Fears that vaping could be a "gateway" for kids to pick up smoking are also misplaced, with the youth smoking rate having "declined at its fastest rate ever during vaping's ascendancy." Another frequently voiced concern regarding teen vaping is the potential for long-term cognitive damage. But research to date has not shown nicotine itself can harm youth by causing long-term brain changes with negative impacts on impulse control. The authors are eager for more study in this area to understand the risks of youth vaping properly.

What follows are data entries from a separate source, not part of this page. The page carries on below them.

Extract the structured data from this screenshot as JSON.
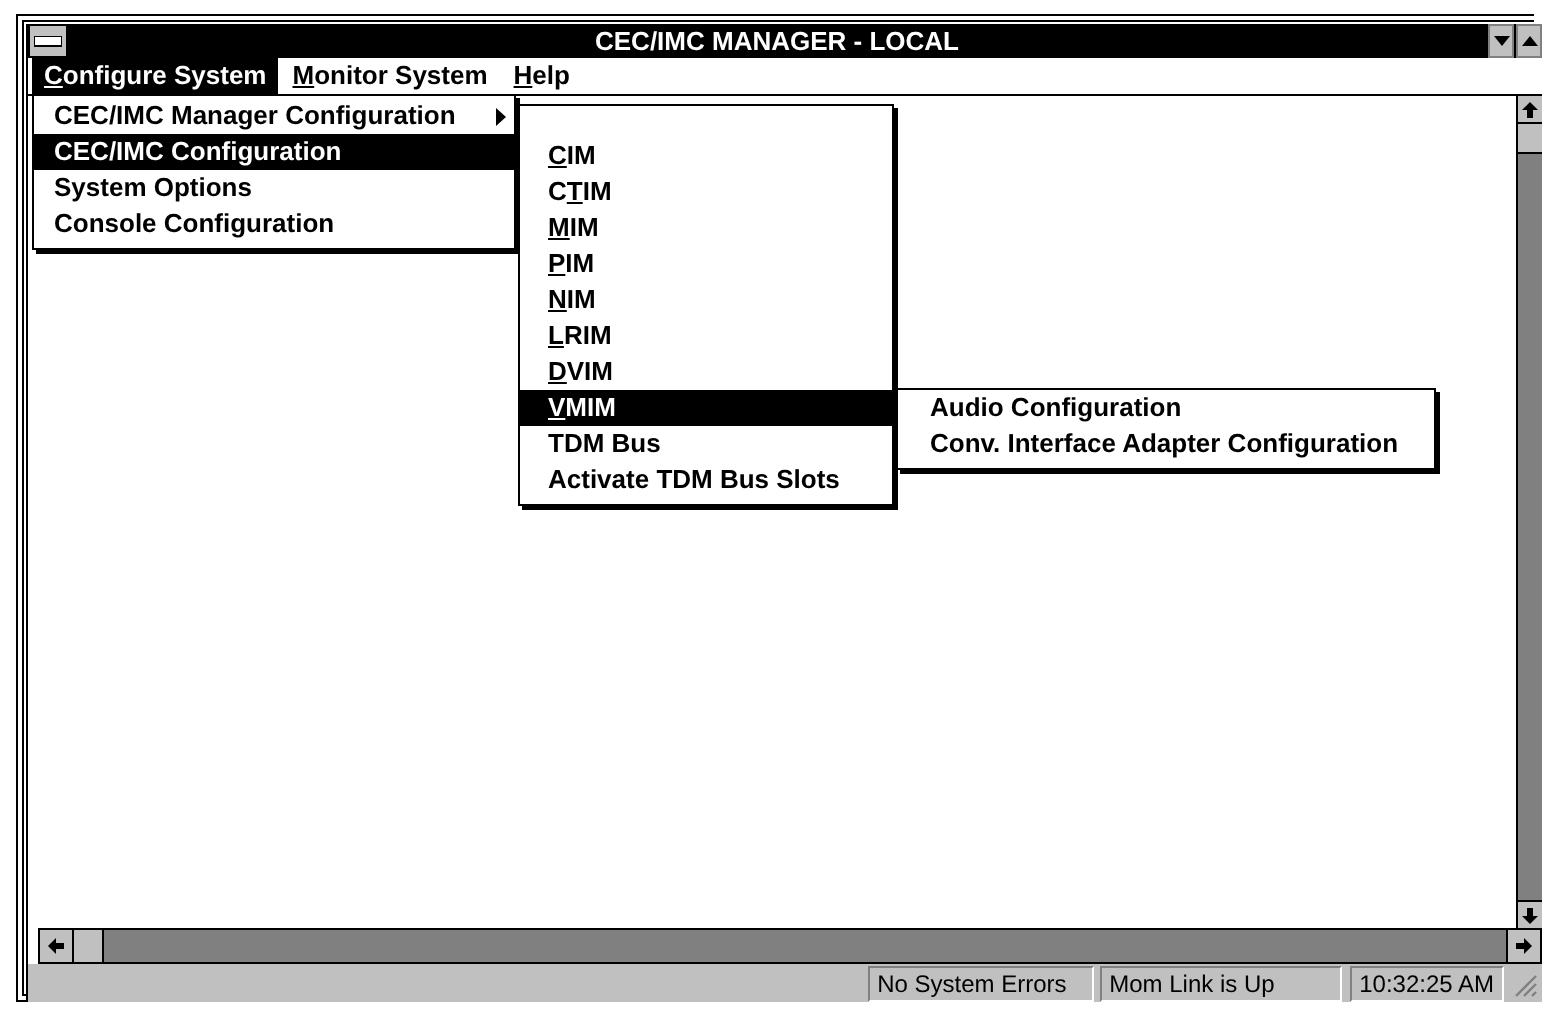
{
  "window": {
    "title": "CEC/IMC MANAGER - LOCAL"
  },
  "menu_bar": [
    {
      "key": "C",
      "post": "onfigure System",
      "selected": true
    },
    {
      "key": "M",
      "post": "onitor System",
      "selected": false
    },
    {
      "key": "H",
      "post": "elp",
      "selected": false
    }
  ],
  "dropdown": {
    "items": [
      {
        "label": "CEC/IMC Manager Configuration",
        "has_submenu": true,
        "selected": false
      },
      {
        "label": "CEC/IMC Configuration",
        "has_submenu": false,
        "selected": true
      },
      {
        "label": "System Options",
        "has_submenu": false,
        "selected": false
      },
      {
        "label": "Console Configuration",
        "has_submenu": false,
        "selected": false
      }
    ]
  },
  "submenu": {
    "items": [
      {
        "key": "C",
        "post": "IM",
        "selected": false
      },
      {
        "pre": "C",
        "key": "T",
        "post": "IM",
        "selected": false
      },
      {
        "key": "M",
        "post": "IM",
        "selected": false
      },
      {
        "key": "P",
        "post": "IM",
        "selected": false
      },
      {
        "key": "N",
        "post": "IM",
        "selected": false
      },
      {
        "key": "L",
        "post": "RIM",
        "selected": false
      },
      {
        "key": "D",
        "post": "VIM",
        "selected": false
      },
      {
        "key": "V",
        "post": "MIM",
        "selected": true
      },
      {
        "pre": "TDM Bus",
        "selected": false
      },
      {
        "pre": "Activate TDM Bus Slots",
        "selected": false
      }
    ]
  },
  "submenu_2": {
    "items": [
      {
        "label": "Audio Configuration",
        "selected": false
      },
      {
        "label": "Conv. Interface Adapter Configuration",
        "selected": false
      }
    ]
  },
  "status_bar": {
    "panels": [
      "No System Errors",
      "Mom Link is Up",
      "10:32:25 AM"
    ]
  }
}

One reason vaping is frequently maligned as a vice of high schoolers rather than a public health benefit is that smokers are no longer represented among the upper echelons of our culture: "To the more privileged members of society, today's smokers may be nearly invisible. Indeed, many affluent, educated US persons may believe the problem of smoking has been largely 'solved.' They do not smoke. Their friends and colleagues do not smoke. There is no smoking in their workplaces, nor in the restaurants and bars they frequent." About 14 percent of Americans smoke. However, smoking is heavily concentrated among those in the LGBTQ community and those with lower incomes, with mental health problems, or without a college degree.

To maximize the benefits of vaping, the authors recommend, among other things, higher taxes on regular cigarettes. Still, e-cigarette taxes should be "more modest" and far lower than cigarettes, encouraging smokers to switch. Instead of banning all e-cigarette flavors other than tobacco, which could hinder many adult smokers from switching, the authors suggest they could be restricted to adult-only stores. Government agencies and health bodies could highlight concerns about youth vaping but communicate the benefits of switching to adult smokers to counter misinformation about vaping. The document is a far cry from a free market manifesto but is a welcome challenge to the prevailing orthodoxy among many public health groups that the policy response to vaping should be one of draconian restriction.

"We agree with former Surgeon General C. Everett Koop who, in 1998, urged that '[A]s we take every action to save our children from the ravages of tobacco, we should demonstrate that our commitment to those who are already addicted . . . will never expire.' The latter appears at risk today," the paper warns.